> Responding to multiple messages:
> 
> On Fri, 20 Jan 2017 08:43:46 +0100
> "minek van" <minek...@mail.com> wrote:
> > I can see that the default users and when creating new ones have
> > their UID/GUID incremented by 1. 
> > 
> > Could it bring more security if the UIDs/GUIDs would be random?
> 
> On Mon, 23 Jan 2017 11:51:29 -0500
> andrew fabbro <and...@fabbro.org> wrote:
> > The OP was just talking about changing from "last +1" to arc4random.
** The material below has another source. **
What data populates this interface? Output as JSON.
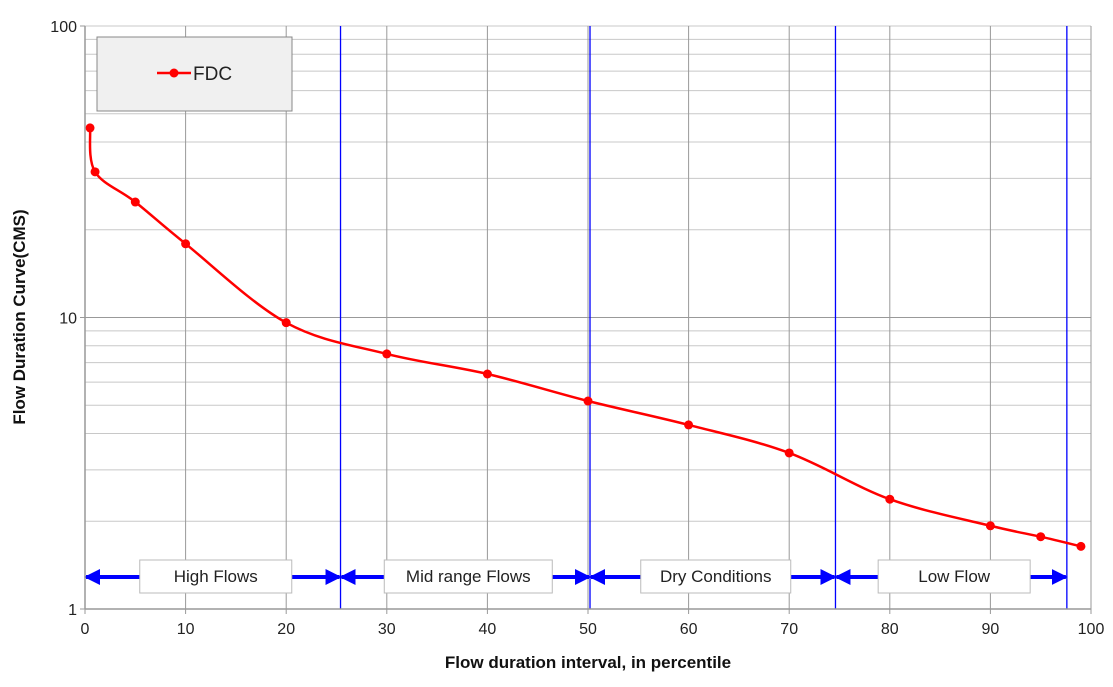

> > Synchronizing UID/GID across servers (if you're not using a directory
> > of some sort) is the same headache regardless of how you pick them.
> > 
> > If the OP meant every server has different, unique randomized
> > UID/GIDs then that's a separate craziness.
> 
> I can see this randomisation making systems management a bit more
> difficult as a non-random GUID/UID setup can be used to do things like:
> 
> GID 0 = wheel
> GID 1-999 = privsep users, daemons, system
> GID 1000-32765 = ordinary logins
> GID 32766 = nogroup
> GID 32767 = nobody
> 
> Because the separation is clear and not so random, you can also set up
> GIDs/UIDs (1000-32765) permanently across a site where they need to be
> static, in the case of logged-in users. Very necessary for backups.
> 
> However, the users 1-999 may change depending on what order you install
> packages in.
> 
> OpenBSD still randomizes PIDs, but I don't see the point these days:
> https://security.stackexchange.com/questions/88692/do-randomized-pids-bring-more-security/89961


Sorry you lost me.

I can't tell if you are supporting a useless idea, or declaring that a
useless idea is not worth supporting.